The commercial real estate investment outlook for 2009 looks grim at best, but there is more to that picture than meets the eye, contends a just-published capital markets report from Jones Lang LaSalle Inc. Smart players who can bring plenty of cash to the table will be poised to reap a once-in-a-generation bonanza.

In the years to come, the report states, this year may “be most remembered for presenting some of the most attractive investment opportunities in living memory for astute investors who are very focused on quality assets in the market and armed with large amounts of equity at their disposal.” However, timing will be of the essence. Investors will need to be not just savvy but also nimble, since the window will stay open only briefly: “Once the yield ceiling is set, the crowd will inevitably follow.”

Those opportunities will emerge from conditions that will remain rocky at best throughout the year. On the heels of last year’s 71 percent drop in transaction volume, sales might fall another 30 to 40 percent in 2009. On a more positive note, Jones Lang LaSalle contends that the bottom appears to be in sight. Perhaps the greatest influence on timing will be how quickly the expected flood of forced sales begins.

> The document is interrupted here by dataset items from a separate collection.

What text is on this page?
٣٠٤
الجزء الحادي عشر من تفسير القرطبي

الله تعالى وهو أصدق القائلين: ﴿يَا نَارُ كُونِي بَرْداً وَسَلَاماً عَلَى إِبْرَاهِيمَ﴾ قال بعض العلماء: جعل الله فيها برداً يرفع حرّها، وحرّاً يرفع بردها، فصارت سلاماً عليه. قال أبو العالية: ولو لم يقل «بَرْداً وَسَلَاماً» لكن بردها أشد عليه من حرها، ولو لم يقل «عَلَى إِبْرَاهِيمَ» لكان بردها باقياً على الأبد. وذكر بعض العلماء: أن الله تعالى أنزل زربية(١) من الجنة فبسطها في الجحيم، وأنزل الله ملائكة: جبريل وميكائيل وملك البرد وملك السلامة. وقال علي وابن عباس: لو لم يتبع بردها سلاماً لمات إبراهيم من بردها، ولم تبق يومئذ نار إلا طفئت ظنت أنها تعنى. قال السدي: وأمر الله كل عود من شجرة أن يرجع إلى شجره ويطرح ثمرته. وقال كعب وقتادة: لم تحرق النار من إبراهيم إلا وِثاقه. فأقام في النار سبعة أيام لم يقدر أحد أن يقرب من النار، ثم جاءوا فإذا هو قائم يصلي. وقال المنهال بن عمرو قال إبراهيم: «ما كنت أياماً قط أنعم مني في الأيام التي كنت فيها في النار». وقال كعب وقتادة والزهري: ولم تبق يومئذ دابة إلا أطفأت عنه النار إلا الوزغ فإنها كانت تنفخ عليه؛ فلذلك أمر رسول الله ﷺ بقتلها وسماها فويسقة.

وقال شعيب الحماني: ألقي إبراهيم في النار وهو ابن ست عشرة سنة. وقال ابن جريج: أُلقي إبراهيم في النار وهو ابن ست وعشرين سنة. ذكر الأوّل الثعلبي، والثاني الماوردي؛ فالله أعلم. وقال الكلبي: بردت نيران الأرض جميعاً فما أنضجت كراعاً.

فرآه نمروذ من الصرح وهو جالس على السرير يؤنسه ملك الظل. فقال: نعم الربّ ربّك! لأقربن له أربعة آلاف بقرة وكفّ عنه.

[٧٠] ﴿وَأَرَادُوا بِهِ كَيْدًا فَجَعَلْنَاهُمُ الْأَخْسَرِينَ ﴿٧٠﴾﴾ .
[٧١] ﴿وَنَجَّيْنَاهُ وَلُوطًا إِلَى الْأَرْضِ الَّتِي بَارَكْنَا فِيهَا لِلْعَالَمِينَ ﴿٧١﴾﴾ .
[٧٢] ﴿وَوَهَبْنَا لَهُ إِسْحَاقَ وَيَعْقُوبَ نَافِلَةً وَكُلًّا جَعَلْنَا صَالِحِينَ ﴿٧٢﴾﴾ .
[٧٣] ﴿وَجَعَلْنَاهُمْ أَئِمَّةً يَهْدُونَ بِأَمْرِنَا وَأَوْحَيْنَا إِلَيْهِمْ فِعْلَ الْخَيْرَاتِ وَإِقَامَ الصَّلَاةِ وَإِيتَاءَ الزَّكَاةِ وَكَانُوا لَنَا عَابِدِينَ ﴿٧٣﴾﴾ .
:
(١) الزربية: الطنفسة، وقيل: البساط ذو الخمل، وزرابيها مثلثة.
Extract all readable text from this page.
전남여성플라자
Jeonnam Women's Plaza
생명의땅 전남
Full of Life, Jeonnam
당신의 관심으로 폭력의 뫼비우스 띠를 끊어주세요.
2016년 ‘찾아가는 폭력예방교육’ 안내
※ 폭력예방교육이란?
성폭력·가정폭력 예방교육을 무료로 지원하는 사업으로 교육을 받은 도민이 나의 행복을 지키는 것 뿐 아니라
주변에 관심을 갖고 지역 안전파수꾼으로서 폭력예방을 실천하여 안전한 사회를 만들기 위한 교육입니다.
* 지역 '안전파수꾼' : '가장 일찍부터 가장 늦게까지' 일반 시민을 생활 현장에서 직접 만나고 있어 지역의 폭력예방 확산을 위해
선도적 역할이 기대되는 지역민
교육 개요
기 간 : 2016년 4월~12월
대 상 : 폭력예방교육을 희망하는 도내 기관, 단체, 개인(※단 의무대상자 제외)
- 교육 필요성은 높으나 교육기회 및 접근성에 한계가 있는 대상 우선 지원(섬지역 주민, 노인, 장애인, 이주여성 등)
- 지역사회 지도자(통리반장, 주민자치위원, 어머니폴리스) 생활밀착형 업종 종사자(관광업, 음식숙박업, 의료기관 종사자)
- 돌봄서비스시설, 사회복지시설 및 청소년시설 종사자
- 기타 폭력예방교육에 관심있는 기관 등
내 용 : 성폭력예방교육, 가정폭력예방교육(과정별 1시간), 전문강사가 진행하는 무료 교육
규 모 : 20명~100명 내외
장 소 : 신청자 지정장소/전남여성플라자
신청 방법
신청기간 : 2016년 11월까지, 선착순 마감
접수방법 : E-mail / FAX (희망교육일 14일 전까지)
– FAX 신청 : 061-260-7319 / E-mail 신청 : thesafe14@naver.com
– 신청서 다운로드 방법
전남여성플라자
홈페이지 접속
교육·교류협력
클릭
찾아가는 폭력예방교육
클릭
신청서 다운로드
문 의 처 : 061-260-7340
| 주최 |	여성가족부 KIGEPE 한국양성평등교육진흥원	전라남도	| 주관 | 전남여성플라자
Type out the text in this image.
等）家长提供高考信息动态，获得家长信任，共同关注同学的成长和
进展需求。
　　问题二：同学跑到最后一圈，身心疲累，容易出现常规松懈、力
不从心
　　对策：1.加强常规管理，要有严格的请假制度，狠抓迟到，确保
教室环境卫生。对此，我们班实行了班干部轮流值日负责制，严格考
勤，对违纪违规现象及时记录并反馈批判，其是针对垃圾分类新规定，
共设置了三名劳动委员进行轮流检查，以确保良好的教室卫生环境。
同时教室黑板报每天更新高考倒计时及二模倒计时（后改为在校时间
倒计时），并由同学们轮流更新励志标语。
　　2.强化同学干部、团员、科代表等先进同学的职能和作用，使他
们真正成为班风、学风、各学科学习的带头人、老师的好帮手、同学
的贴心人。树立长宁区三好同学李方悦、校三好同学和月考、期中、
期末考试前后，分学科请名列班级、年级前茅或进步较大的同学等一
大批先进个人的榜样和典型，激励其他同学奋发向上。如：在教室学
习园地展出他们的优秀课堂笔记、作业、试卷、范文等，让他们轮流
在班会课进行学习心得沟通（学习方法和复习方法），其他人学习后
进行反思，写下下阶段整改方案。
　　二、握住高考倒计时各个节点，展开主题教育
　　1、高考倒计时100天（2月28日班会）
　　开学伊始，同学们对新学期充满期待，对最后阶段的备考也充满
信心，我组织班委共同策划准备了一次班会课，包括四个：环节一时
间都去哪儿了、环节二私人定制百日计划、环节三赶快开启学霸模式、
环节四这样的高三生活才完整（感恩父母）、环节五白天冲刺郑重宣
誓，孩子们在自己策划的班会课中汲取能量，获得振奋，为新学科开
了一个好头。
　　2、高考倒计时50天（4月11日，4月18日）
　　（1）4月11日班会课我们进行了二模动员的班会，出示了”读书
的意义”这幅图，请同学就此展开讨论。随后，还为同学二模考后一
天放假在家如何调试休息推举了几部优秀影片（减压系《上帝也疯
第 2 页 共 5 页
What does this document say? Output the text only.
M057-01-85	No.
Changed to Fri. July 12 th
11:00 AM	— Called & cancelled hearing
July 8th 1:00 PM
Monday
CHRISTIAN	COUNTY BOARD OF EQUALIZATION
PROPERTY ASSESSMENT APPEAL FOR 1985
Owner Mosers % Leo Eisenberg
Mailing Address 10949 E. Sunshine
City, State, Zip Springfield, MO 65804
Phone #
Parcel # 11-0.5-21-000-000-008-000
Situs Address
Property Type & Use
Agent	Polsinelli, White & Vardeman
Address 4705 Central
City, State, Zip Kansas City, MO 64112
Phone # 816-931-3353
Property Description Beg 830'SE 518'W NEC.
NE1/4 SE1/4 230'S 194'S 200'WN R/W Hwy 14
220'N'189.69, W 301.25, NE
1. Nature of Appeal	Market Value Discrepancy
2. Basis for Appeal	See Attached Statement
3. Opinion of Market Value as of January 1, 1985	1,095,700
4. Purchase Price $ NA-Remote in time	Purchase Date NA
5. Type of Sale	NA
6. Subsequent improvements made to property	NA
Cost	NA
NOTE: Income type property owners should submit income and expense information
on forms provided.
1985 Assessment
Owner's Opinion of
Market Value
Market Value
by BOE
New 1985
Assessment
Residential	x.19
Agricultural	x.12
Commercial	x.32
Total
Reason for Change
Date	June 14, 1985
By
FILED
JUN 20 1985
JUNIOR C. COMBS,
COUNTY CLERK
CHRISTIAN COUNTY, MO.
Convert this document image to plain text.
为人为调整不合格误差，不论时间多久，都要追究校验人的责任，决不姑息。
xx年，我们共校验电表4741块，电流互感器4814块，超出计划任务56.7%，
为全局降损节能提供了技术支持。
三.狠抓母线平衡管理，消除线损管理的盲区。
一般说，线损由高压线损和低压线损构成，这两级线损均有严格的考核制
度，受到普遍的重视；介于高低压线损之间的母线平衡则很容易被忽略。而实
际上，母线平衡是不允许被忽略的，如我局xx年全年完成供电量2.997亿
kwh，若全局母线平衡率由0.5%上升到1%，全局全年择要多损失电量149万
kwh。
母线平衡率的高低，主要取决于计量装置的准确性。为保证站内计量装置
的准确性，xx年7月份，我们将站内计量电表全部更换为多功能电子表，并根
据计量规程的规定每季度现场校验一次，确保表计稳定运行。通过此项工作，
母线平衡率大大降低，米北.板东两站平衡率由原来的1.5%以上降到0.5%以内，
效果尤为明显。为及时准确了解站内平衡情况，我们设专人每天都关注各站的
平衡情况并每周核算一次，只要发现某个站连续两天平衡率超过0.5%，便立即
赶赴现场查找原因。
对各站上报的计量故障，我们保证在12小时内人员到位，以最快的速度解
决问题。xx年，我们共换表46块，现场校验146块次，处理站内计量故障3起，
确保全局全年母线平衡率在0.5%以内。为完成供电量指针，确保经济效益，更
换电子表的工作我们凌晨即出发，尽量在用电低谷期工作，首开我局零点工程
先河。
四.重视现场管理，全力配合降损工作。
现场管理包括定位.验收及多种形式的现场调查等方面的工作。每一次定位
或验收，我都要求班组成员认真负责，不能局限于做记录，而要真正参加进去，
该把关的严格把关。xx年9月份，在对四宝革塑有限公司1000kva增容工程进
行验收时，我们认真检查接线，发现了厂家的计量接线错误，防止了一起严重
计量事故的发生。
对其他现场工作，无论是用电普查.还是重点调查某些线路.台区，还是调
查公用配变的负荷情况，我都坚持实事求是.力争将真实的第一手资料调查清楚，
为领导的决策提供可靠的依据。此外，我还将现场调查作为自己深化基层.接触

On that score, the big variable is how soon--and how willingly--large numbers of buyers and sellers will find the middle ground. “Although potential sellers are anecdotally beginning to accept the severe nature of the re-pricing that is occurring,” the report notes, “there remains little evidence to suggest that an urgency to dispose of assets will materialize in the first three quarters of the year.” As for prospective buyers, even deep-pocketed investors will be wary of deals as long as real estate market fundamentals continue to slide.

That said, markdowns have already begun and will keep gathering steam throughout the year. Although a relatively small volume of trades makes it difficult to pin down trends, the forecast suggests that a 20 percent to 25 percent decline in values has hit most property sectors and geographic areas. “Plenty of anecdotal evidence points to cap rates that have increased by a minimum of 200 basis points,” the report states. Cap rate increases have been much higher in secondary and tertiary markets and for lower-quality assets, the study pointed out. In this climate, both institutional owners and open-ended funds will concede that their assets have lost significant value.

Also shaping the volume of distressed assets will be the enormous volume of hard-to-refinance CMBS mortgages coming due. Through 2012, loans valued at $300 billion are expected to mature annually. An increasing level of forced sales will set long-awaited price benchmarks that will finally start to open the market. Meanwhile, debt will be tough to come by, despite the federal injection of capital into commercial banks. The Jones Lang LaSalle study cites a Federal Reserve Bank survey indicating that 87 percent of banks were tightening lending standards during the fourth quarter of 2008.